Blue Herald
10
Jun
Stop ‘political steroid’ use
by Jim Swanson • 12:08 pm

By: Rep. Kevin O. McCarthy
from “politico.com”

Outrage spread through America when Major League Baseball players were found to have been injecting themselves with steroids, giving some athletes an unfair advantage over the competition. Fundamentally, the fans felt misled by the performance of those “juiced-up” players and did not believe that hard work alone was the primary reason for their statistics. Like Major League Baseball steroid use, a similar unfair advantage is taken by California incumbent politicians.

How? Simply put, politicians in the party controlling the state legislature can gerrymander legislative districts, “juicing-up” electoral results by drawing districts to cherry-pick voters of the same political affiliation, with little regard to whether those gerrymandered lines respect established communities and neighborhoods. Some politicians make “locker-room deals” to lavish themselves and their congressional colleagues with safe voter registration margins, denying voters the opportunity to truly hold politicians accountable through competitive elections.

The American ideal of representative government relies on politicians winning based on the power of ideas, ability and trust — not solely party identification. It’s a perversion of that ideal when we allow politicians to win through unfair advantages, by injecting their own district with a large quantity of voters of the same political affiliation or, worse, “corking their bats” by cutting deals that perpetuate this unfair advantage in other districts to maximize the number of representatives of one party who are sent to Congress. Have we become too jaded to ask: Why should the interests of the incumbents or the political party outweigh the interests of the people?
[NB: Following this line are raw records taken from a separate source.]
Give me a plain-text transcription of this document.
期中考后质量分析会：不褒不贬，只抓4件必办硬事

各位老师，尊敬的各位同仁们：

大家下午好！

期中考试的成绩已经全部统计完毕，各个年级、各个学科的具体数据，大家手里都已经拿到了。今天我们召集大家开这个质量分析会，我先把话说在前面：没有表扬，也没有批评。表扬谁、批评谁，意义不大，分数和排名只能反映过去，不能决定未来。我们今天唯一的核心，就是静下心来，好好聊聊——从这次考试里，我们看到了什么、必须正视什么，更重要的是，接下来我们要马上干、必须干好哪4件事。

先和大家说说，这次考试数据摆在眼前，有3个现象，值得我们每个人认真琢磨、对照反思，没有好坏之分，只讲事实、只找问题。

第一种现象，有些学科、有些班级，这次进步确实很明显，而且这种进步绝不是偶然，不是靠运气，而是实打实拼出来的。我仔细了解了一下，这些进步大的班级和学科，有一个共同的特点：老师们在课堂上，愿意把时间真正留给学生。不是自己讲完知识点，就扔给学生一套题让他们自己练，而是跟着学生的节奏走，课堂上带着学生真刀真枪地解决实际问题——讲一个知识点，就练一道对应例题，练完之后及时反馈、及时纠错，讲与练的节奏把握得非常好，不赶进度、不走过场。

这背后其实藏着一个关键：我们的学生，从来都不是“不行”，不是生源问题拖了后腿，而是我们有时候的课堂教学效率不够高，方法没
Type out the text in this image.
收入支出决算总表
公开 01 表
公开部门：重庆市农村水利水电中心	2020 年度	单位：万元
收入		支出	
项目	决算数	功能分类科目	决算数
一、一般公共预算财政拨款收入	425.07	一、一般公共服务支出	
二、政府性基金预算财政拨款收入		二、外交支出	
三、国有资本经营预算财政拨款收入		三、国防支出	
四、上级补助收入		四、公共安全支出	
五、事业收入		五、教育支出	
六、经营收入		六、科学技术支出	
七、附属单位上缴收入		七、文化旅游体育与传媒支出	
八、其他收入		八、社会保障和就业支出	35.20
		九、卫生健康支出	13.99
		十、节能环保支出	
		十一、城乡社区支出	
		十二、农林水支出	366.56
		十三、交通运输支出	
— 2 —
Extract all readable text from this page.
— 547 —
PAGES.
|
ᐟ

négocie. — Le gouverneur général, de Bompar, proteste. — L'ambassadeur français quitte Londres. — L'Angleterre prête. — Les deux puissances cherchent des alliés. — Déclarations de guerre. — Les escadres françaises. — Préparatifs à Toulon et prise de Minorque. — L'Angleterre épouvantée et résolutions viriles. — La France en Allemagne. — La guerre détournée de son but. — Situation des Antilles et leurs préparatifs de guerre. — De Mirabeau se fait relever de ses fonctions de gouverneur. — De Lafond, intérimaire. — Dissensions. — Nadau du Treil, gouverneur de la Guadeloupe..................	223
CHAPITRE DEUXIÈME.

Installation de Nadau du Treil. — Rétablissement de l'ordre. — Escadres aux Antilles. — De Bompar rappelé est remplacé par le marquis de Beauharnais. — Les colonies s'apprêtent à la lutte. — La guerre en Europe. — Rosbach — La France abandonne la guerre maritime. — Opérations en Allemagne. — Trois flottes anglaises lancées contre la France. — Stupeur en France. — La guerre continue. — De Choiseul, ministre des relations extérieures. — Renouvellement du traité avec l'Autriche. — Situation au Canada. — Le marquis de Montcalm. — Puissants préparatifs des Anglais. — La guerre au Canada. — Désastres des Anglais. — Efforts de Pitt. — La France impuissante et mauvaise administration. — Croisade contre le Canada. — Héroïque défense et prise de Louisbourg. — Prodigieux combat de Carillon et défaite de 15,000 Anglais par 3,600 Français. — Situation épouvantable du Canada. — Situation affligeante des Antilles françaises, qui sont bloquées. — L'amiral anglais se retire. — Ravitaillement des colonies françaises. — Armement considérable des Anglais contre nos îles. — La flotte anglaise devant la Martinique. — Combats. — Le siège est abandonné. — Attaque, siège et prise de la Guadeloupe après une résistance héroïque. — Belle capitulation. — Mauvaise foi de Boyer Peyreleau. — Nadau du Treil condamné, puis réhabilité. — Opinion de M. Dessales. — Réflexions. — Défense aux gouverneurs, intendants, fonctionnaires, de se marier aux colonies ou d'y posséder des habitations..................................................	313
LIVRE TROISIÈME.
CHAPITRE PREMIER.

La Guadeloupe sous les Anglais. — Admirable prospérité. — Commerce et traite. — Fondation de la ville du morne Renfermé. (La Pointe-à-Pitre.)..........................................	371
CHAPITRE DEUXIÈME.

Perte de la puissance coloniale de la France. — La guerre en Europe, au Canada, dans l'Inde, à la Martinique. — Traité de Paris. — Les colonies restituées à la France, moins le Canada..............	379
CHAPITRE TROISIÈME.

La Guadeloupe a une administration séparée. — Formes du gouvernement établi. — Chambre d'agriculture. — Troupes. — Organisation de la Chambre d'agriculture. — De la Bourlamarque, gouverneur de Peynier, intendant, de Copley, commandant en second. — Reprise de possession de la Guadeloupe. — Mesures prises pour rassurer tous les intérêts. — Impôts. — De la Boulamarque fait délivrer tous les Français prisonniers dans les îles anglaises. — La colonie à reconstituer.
It is vital that we bring accountability back to the ballot box. We can take an important step in restoring the principles of democratic representation to California by taking the power of drawing electoral districts out of the hands of the politicians and putting it in the hands of the citizens. The effort to empower the voters of California must overcome opposition from strong Republican and Democrat incumbent officeholders. But as the 2003 gubernatorial recall election demonstrated, people can rise above the interests of entrenched politicians.